Grocery shoppers will discover eating in-season produce is a best practice for all because it is more nutritious, affordable and earth friendly than importing out-of-season fruits and veggies.
As a farmer, I am an obvious advocate of local food. Back when I lived in Texas, I began every day eating a Rio Star Grapefruit. Leaving Texas meant leaving grapefruit in order to practice what I preach.
The good news is that living and farming in Southern Ohio means that I can take my pick from tons of delicious fruit varieties to replace grapefruit in my daily diet. The climate here is particularly friendly for apples, pears and plums. At Dickie Bird Farm we have four varieties of young apple trees, two kinds of pear, plum and plumcot. Our farming neighbors operate a fantastic pick-your-own berry farm, which we enjoy regularly during the season.
Local eaters know that eating food grown within their region is good for local farmers, the local economy and building a strong local foodshed.

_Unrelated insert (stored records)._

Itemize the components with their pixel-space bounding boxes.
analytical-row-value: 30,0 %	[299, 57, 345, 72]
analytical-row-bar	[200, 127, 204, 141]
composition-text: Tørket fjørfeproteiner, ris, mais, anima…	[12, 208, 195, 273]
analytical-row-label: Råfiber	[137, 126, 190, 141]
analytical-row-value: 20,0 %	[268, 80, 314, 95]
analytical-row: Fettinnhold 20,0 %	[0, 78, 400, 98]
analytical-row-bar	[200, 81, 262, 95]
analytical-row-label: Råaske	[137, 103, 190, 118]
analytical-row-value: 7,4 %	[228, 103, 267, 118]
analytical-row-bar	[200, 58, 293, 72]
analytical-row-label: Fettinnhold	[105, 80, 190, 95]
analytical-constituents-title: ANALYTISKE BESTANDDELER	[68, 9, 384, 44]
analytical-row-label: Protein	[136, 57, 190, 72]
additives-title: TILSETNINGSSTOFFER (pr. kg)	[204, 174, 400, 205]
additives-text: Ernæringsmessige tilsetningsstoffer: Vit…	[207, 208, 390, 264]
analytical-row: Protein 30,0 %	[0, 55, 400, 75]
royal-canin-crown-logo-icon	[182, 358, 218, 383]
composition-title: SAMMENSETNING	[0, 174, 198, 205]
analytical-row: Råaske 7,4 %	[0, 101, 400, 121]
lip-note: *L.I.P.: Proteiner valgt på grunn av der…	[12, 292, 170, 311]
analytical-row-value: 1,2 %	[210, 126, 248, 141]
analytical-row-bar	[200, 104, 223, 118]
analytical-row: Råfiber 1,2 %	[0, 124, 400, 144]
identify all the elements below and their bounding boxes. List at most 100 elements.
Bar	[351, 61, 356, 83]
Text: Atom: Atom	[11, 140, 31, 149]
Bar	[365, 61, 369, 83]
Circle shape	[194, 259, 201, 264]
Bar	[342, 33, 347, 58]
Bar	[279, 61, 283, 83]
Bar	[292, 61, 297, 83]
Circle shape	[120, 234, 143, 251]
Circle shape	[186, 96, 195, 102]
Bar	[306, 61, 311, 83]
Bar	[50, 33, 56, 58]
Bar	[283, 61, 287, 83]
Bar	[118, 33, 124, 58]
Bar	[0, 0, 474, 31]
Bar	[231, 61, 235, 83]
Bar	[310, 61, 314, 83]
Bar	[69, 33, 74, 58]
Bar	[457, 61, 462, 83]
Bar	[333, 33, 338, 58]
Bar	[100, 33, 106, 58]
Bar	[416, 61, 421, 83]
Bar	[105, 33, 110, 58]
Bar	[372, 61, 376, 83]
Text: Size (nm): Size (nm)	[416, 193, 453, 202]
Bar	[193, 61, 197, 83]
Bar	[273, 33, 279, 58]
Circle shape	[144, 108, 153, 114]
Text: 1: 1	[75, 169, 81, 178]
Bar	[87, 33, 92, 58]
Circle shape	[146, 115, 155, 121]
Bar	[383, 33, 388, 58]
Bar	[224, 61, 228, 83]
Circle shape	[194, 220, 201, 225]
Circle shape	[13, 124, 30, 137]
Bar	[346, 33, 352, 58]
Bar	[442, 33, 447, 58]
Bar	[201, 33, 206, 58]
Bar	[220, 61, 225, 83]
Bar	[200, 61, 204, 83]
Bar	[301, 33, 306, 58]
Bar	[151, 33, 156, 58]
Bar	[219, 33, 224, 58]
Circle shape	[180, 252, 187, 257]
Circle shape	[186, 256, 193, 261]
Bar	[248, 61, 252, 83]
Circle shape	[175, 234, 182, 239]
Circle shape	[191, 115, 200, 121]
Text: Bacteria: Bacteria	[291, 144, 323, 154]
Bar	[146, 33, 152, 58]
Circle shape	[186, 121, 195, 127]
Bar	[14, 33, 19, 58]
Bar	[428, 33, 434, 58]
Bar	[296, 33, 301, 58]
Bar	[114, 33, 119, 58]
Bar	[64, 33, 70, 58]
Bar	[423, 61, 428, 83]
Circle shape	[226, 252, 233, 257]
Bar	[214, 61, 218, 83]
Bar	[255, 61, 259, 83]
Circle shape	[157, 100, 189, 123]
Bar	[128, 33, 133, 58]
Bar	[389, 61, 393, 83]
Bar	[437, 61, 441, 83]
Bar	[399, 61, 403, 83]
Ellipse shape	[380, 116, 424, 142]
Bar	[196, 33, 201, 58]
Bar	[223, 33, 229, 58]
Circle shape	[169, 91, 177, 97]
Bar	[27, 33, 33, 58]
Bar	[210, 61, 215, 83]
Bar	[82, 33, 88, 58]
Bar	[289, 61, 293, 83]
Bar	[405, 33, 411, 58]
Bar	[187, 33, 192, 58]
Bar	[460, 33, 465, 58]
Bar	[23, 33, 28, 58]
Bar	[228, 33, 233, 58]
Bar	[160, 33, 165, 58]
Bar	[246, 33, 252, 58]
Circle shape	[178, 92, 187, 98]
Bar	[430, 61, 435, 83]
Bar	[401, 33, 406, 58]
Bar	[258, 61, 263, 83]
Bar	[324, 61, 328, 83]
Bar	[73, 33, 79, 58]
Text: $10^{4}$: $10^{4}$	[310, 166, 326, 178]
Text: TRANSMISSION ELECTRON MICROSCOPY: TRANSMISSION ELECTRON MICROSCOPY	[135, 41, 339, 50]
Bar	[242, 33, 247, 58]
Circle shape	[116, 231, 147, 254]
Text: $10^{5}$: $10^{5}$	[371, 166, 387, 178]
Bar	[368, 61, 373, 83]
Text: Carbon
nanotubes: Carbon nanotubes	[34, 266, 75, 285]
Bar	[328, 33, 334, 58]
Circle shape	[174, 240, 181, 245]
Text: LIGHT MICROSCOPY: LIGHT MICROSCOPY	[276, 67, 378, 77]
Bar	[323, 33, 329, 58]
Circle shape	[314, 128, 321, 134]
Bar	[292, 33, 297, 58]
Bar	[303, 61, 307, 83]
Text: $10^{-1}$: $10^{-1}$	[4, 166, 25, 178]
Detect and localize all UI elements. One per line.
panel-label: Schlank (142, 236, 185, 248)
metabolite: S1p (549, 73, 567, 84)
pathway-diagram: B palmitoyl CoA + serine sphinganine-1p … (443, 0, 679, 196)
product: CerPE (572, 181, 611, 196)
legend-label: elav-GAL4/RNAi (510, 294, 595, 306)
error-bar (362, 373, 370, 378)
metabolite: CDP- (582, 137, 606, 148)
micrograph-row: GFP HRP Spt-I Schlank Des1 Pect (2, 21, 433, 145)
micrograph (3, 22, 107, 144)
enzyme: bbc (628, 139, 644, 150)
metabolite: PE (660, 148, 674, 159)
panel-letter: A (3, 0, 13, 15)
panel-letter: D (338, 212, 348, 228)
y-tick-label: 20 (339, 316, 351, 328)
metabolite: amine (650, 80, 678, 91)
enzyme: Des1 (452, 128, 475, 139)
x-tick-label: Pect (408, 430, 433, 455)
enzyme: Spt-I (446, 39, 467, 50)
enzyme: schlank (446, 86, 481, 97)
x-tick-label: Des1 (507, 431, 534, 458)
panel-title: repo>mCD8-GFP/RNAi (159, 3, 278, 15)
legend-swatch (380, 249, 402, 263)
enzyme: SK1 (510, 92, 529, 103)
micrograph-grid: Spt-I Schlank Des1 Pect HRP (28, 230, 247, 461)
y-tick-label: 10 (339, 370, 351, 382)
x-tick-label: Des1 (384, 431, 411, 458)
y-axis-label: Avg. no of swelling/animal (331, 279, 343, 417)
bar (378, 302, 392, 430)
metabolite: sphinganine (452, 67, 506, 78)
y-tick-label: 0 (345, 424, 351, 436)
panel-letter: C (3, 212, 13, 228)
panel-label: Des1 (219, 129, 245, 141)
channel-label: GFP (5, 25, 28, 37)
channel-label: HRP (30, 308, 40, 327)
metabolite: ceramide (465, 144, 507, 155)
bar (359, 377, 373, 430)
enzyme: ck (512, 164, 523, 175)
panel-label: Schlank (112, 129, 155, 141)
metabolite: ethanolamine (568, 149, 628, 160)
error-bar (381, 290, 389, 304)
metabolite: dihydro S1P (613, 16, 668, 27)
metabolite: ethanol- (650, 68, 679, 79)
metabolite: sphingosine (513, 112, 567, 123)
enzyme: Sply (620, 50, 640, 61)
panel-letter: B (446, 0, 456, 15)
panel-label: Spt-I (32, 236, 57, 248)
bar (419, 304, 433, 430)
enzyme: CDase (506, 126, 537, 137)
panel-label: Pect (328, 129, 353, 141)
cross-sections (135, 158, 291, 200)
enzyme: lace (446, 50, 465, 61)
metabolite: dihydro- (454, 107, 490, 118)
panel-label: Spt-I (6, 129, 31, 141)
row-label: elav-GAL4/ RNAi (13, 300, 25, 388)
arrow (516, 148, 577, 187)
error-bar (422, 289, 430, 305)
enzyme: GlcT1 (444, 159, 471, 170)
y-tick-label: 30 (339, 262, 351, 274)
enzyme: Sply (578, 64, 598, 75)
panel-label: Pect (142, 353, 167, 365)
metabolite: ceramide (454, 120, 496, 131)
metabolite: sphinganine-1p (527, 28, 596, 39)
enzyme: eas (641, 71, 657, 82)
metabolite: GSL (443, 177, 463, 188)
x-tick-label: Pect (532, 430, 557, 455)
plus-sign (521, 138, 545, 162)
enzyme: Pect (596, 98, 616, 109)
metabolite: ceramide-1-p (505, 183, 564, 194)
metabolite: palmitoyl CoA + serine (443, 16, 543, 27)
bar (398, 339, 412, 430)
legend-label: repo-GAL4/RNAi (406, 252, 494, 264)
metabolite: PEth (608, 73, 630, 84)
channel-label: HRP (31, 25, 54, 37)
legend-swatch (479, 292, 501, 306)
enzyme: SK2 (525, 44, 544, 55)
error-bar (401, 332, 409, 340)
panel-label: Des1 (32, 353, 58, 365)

“I buy bulk fruit at Costco. It’s rare my wife and I finish half before it goes bad, but it’s still cheaper than buying apiece at the grocery store,” a friend told me.
Typical American shoppers have a huge inventory of affordable food to choose from, making ‘a good deal’ on groceries a higher priority than avoiding spoilage.
Farming opened my eyes to the problem of food waste. After starting the seed, transplanting the seedling, growing the plant, weeding, harvesting, carefully cleaning and bringing food to market, the food becomes precious. I spend many late nights after-market canning leftover tomatoes and preserving peppers because wasting my priceless produce is nonsense.
In my neck of the woods I am known as a scavenger. Friends call on me to make use of their excess apples. Neighbors drop off truckloads of pears. I use their delicious fruit overages to make value added products. Last year a friend brought me boxes of gourds, “If nothing else, I figured you’d compost them,” she said. And that’s exactly what I did.
A summer month of our Jeff Foxworthy calendar boasts, “You might be a redneck if you have your picture taken with a vegetable!” I laughed out loud at this one. You will stumble upon many proud pictures of me with my vegetables on my farm’s Facebook page. Farming has helped me appreciate the inherent beauty of fresh food. So much that I can’t help but pose for a picture with it.
Farming made me take notice of the season and region in which food is grown. Farming brought to light the amount of food we waste as a society and encouraged me to come up with creative solutions to deal with it. I have always loved fruit and vegetables, but farming has made me truly appreciate them.